Uniswap’s UNI is having one of its strongest days of 2026 — and the catalysts arriving simultaneously make the +20.5% move significantly more than a simple altcoin sympathy rally. A major global bank just initiated coverage with one of the boldest long-term crypto price targets issued by a traditional financial institution this year — and the timing aligns with a textbook technical setup and an improving macro backdrop.
As we covered in our Bitcoin US-Iran peace deal and Wyckoff accumulation article — the permanent peace deal between the US and Iran has been the dominant macro catalyst lifting crypto markets broadly this week. UNI’s rally is benefiting from that same risk-on tailwind — but the Standard Chartered forecast gives it a fundamental story that extends well beyond this week’s news cycle.
UNI at a Glance — June 17, 2026

Standard Chartered’s Bold Call — $100 UNI by 2030
In a research report released on June 15, 2026 — Standard Chartered Bank initiated coverage on Uniswap with an unusually bullish long-term outlook for a traditional financial institution covering a DeFi token. The bank’s headline projection: UNI could rise 40x from recent levels near $2.50 to $100 by the end of 2030.
The progression is notable for its acceleration pattern in the early years followed by moderation — the largest single-year jump is from 2026 to 2027 (2.6x to 8x) — suggesting Standard Chartered expects the most significant re-rating to happen relatively soon, with the later years representing more measured compounding growth as the thesis matures.
The thesis — tokenized RWAs flooding into DeFi:
Standard Chartered’s bull case is not built on speculative trading volume or token incentive programs. It rests on a structural thesis about where global finance is heading: the bank expects the value of tokenized real-world assets active in DeFi to grow 37x by 2030.
This is the same broader trend we have been documenting extensively — as we covered in our Coinbase tokenized stocks announcement — tokenized equities, bonds, real estate, and other traditional assets are increasingly moving on-chain. Standard Chartered’s view is that as this RWA tokenization wave accelerates — Uniswap is positioned as the leading decentralised trading infrastructure that will capture the resulting liquidity and trading volume.
The logic is straightforward: tokenized assets need a place to be traded on-chain. Uniswap — as the largest decentralised exchange with the deepest liquidity and the most established infrastructure — is the natural venue for that trading activity to concentrate. If RWA value in DeFi grows 37x as the bank projects — even a stable share of that volume flowing through Uniswap would represent enormous growth in the protocol’s fee revenue and, by extension, UNI’s value.

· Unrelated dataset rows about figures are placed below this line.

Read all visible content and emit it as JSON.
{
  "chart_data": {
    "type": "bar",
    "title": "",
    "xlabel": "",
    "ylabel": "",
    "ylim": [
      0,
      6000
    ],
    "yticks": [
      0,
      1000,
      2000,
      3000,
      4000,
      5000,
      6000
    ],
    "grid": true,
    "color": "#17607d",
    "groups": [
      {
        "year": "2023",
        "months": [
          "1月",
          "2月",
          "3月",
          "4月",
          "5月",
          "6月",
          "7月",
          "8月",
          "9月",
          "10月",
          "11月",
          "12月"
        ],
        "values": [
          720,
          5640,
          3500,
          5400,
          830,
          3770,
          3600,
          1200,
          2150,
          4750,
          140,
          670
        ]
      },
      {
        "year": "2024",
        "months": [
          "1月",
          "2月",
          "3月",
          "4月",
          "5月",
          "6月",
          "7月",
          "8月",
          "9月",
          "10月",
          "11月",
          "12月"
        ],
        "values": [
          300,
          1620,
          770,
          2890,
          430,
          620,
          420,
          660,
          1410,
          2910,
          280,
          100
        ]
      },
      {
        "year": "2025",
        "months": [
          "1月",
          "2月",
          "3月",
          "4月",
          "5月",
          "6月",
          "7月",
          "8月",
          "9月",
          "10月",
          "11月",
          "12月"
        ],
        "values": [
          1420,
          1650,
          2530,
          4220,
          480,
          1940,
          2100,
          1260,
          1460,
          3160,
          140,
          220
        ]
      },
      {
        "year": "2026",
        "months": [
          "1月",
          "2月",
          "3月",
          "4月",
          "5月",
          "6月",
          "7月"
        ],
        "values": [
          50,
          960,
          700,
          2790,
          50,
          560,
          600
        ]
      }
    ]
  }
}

Technical Analysis — Power of 3 (PO3) Structure Points to $6.02
Beyond the fundamental forecast — UNI’s chart is displaying one of the cleaner Power of 3 setups visible in the current altcoin market.
Understanding the Power of 3 (PO3) Pattern
The Power of 3 framework describes a three-phase market structure:
Manipulation — Price makes a sharp, often violent move designed to trigger stop-losses and trap traders on the wrong side of the market before the real move begins.
Accumulation — Following the manipulation move, price establishes a defined trading range where smart money builds positions before the next directional move.
Expansion — Price breaks decisively out of the accumulation range — confirming the manipulation phase achieved its purpose of clearing weak positioning before the genuine trend resumes.
Where UNI Is in the Structure:
UNI recently dipped into the manipulation zone near $2.317 — a sharp move down that would have triggered stop-losses for traders positioned with tight risk management. Since that low — UNI has bounced sharply and reclaimed the key accumulation range low at $3.00, which has now flipped from resistance into solid support.
UNI’s current price of $3.52 sits comfortably above this reclaimed $3.00 support — confirming the accumulation phase structure remains intact. As long as buyers continue defending the $3.00 level, the bullish technical case holds.

The Expansion Target:
The next major resistance level is $4.17 — the high of the accumulation range. A decisive break above $4.17 would confirm the pattern is transitioning into its expansion phase — opening the door to the measured move target near $6.02.
From the current price of $3.52 — a move to $6.02 represents approximately +71% upside — consistent with the “70%+ upside” framing the pattern projects.
What invalidates the setup:
A failure to hold the $3.00 support level would invalidate the current bullish structure — potentially sending UNI back into its broader prior trading range and requiring the pattern to reset.
Bottom Line
UNI’s +20.5% surge today is the product of three forces converging simultaneously: a broader altcoin recovery driven by the US-Iran peace deal lifting risk sentiment across crypto, a bold and well-reasoned institutional price target from Standard Chartered projecting $100 by 2030, and a technical Power of 3 structure that has already cleared its manipulation phase and is now testing the edge of its expansion trigger.
The near-term technical level to watch is $4.17 — a confirmed breakout there activates the $6.02 expansion target, representing +71% from current levels. The long-term institutional thesis from Standard Chartered gives UNI a multi-year narrative tied to one of the most significant structural trends in finance: the tokenization of real-world assets and their migration into decentralised trading infrastructure.
Watch $3.00 as the level that must hold for the bullish case to remain intact. Watch $4.17 for the breakout confirmation. And watch how the RWA tokenization trend — which we are tracking extensively across Coinbase, Binance, and Hyperliquid’s expanding tokenized asset offerings — continues to validate or challenge Standard Chartered’s 37x growth thesis over the coming years.
Frequently Asked Questions
What is Standard Chartered’s UNI price prediction?
Standard Chartered projects UNI could rise 40x to $100 by end-2030 — with year-by-year targets of $6.50 (2026), $20 (2027), $40 (2028), $65 (2029), and $100 (2030).
Why is Standard Chartered bullish on UNI?
The bank expects tokenized real-world assets active in DeFi to grow 37x by 2030 — and views Uniswap as the leading decentralised trading infrastructure positioned to capture that growth.
Why is Uniswap well-positioned for RWA growth?
Uniswap is the largest decentralised exchange by trading volume with over $4.4 trillion in all-time volume — giving it the liquidity depth and network effects to become the default venue as tokenized stocks, bonds, and real estate move on-chain.